The IK Foundation
"Gave Mary an old sheet. Made in 1842 no 1 for a quilt lining."
Just before the Civil War Keziah Brevard mentioned using an old linen sheet for a quilt backing,
something perhaps marked with cross stitch like this one. Sheets were often marked with the owner's initials, the date and a number. We don't know who quiltmaker Mary was but she was probably an enslaved seamstress on one of Keziah's South Carolina plantations.
Another quilting reference by the plantation owner"
"Dorcas has commenced a quilt. I've gave her the scraps."
Documents of enslaved people stitching patchwork are rather rare. In 1861, a few months before the Civil War, Keziah Brevard mentioned that she gave her young companion Dorcas scraps to sew. Who Dorcas was remains a mystery but she seems to have been one of Keziah's many enslaved people. They were fond of each other.
An imaginary Dorcas, a girl in a checked apron
"My little servant Dorcas sits beside me while I write---I cannot persuade her to go to bed---she says it is so cold, she has her bed----three blankets & a No. Ca. Coverlet to cover with. I cannot help laughing at her---she dreads the cold so much." March, 1861
North Carolina coverlet in the collection of the Smithsonian
Keziah Goodwyn Hopkins Brevard (1803-1886)
Painting in family collection probably dating from her wedding in the late 1820s.
Reading about Dorcas and her coverlet is one warm entry in Keziah's journal of the year before the war.
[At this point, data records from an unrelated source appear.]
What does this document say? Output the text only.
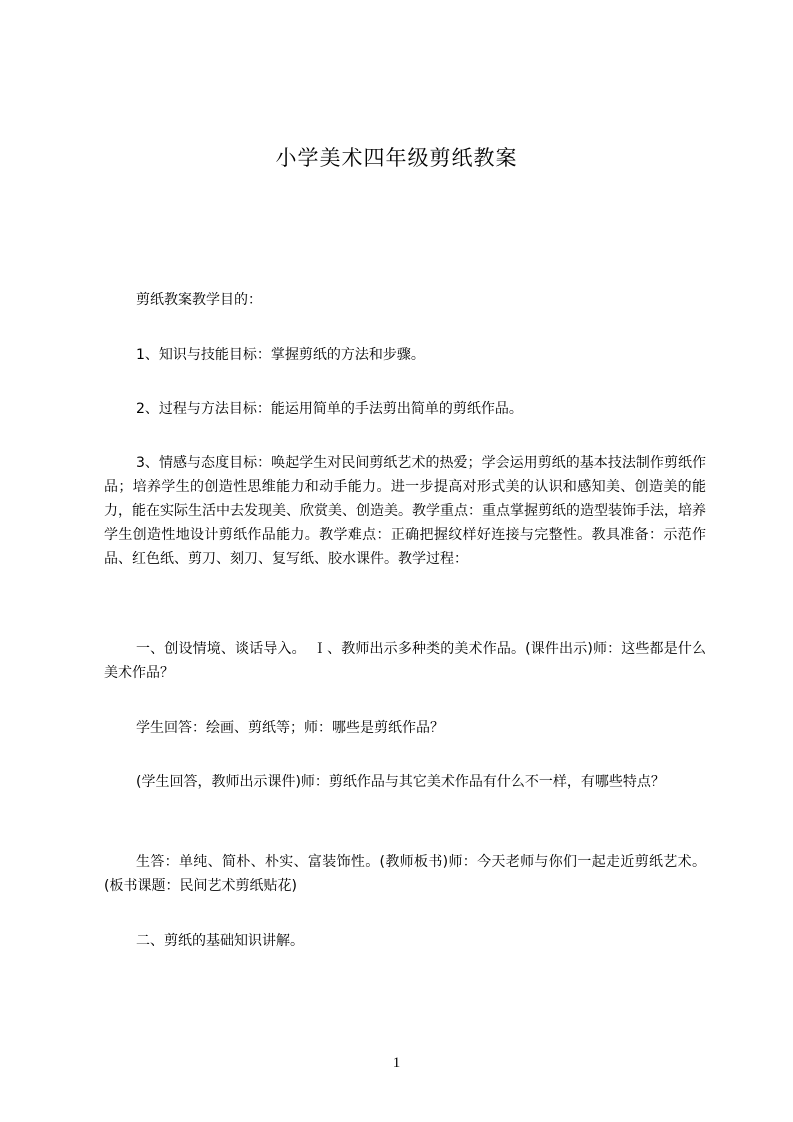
小学美术四年级剪纸教案
剪纸教案教学目的：
1、知识与技能目标：掌握剪纸的方法和步骤。
2、过程与方法目标：能运用简单的手法剪出简单的剪纸作品。
3、情感与态度目标：唤起学生对民间剪纸艺术的热爱；学会运用剪纸的基本技法制作剪纸作品；培养学生的创造性思维能力和动手能力。进一步提高对形式美的认识和感知美、创造美的能力，能在实际生活中去发现美、欣赏美、创造美。教学重点：重点掌握剪纸的造型装饰手法，培养学生创造性地设计剪纸作品能力。教学难点：正确把握纹样好连接与完整性。教具准备：示范作品、红色纸、剪刀、刻刀、复写纸、胶水课件。教学过程：
一、创设情境、谈话导入。　Ｉ、教师出示多种类的美术作品。(课件出示)师：这些都是什么美术作品？
学生回答：绘画、剪纸等；师：哪些是剪纸作品？
(学生回答，教师出示课件)师：剪纸作品与其它美术作品有什么不一样，有哪些特点？
生答：单纯、简朴、朴实、富装饰性。(教师板书)师：今天老师与你们一起走近剪纸艺术。(板书课题：民间艺术剪纸贴花)
二、剪纸的基础知识讲解。
1
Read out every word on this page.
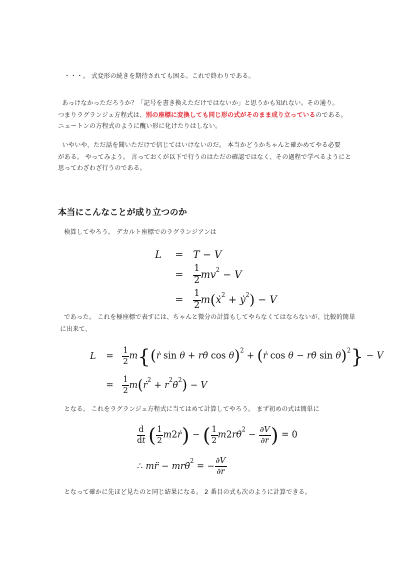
・・・。 式変形の続きを期待されても困る。これで終わりである。
あっけなかっただろうか？「記号を書き換えただけではないか」と思うかも知れない。その通り。
つまりラグランジュ方程式は、別の座標に変換しても同じ形の式がそのまま成り立っているのである。
ニュートンの方程式のように醜い形に化けたりはしない。
いやいや、ただ話を聞いただけで信じてはいけないのだ。 本当かどうかちゃんと確かめてやる必要
がある。 やってみよう。 言っておくが以下で行うのはただの確認ではなく、その過程で学べるようにと
思ってわざわざ行うのである。
本当にこんなことが成り立つのか
検算してやろう。 デカルト座標でのラグランジアンは
L = T − V
= $\frac{1}{2} mv^2 - V$
= $\frac{1}{2}$ m(ẋ$^2$ + ẏ$^2$) − V
であった。 これを極座標で表すには、ちゃんと微分の計算もしてやらなくてはならないが、比較的簡単
に出来て、
$L = \frac{1}{2}$ m{(ṙ sin θ + rθ̇ cos θ)$^2$ + (ṙ cos θ − rθ̇ sin θ)$^2$} − V
= $\frac{1}{2}$ m(ṙ$^2$ + $r^2\thetȧ^2) - V$
となる。 これをラグランジュ方程式に当てはめて計算してやろう。 まず初めの式は簡単に
$\frac{d}{dt}$ ( $\frac{1}{2}$ m2ṙ) − ( $\frac{1}{2}$ m2rθ̇$^2$ − $\frac{\partial V}{\partial r}$ ) = 0
∴ mr̈ − mrθ̇$^2$ = − $\frac{\partial V}{\partial r}$
となって確かに先ほど見たのと同じ結果になる。 2 番目の式も次のように計算できる。
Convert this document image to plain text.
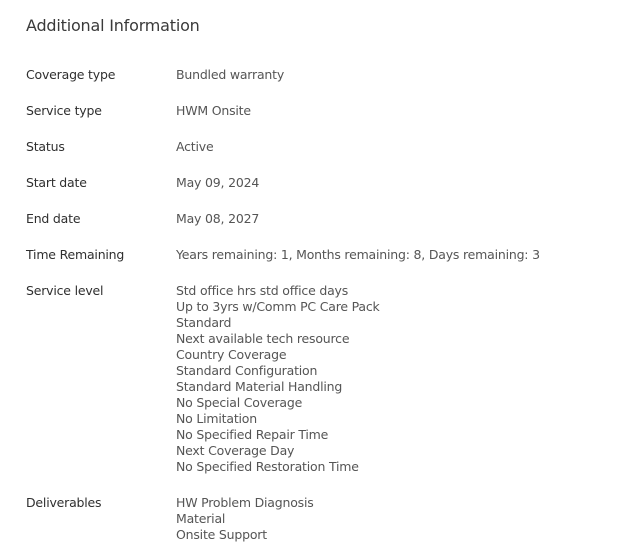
Additional Information
Coverage type	Bundled warranty
Service type	HWM Onsite
Status	Active
Start date	May 09, 2024
End date	May 08, 2027
Time Remaining	Years remaining: 1, Months remaining: 8, Days remaining: 3
Service level	Std office hrs std office days
Up to 3yrs w/Comm PC Care Pack
Standard
Next available tech resource
Country Coverage
Standard Configuration
Standard Material Handling
No Special Coverage
No Limitation
No Specified Repair Time
Next Coverage Day
No Specified Restoration Time
Deliverables	HW Problem Diagnosis
Material
Onsite Support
When shooting began at Fort Sumter in April, 1861, the journal ends. Dorcas was one of about 200 people that Keziah "owned." The 1850 census slave schedule shows quite a roster of unnamed people, just a portion of her empire that was estimated to consist of 200 persons.
Her luck was poor regarding that husband Alexander Joseph Maclean Brevard (1801-1842.) He had land and promise but alcohol and mental illness quickly destroyed their marriage. She went home to her father. Her husband spent time in mental institutions. Her father died two years after her husband, leaving her this house she called Brevard House. She owned four plantations during the war.
Although the unhappy journal tells us nothing about Keziah's life during the war we can imagine the pattern of isolation and bad temper endured as she continued to live among people she oppressed who seem to have despised her as much as she did them.
Her house in Eastover, probably still standing, was called Alwehav by
a later owner. Keziah added to the family house in the 1850s.
After the war: 1865 Columbia Daily Phoenix
Half-sister Sarah Cooke Goodwyn Hall (1791-1867), appears to have had more problems than she, lived with Keziah during the war as did other family refugees.
The 1850 census listed sister Sarah as "insane."
I read these diaries for insight into quilts, textiles and culture---and for entertainment, romanticizing about far away times and places but Keziah is one woman you do not want to spend much time with.
We can only hope she continued to be somewhat kind to Dorcas and that the girl got that quilt done.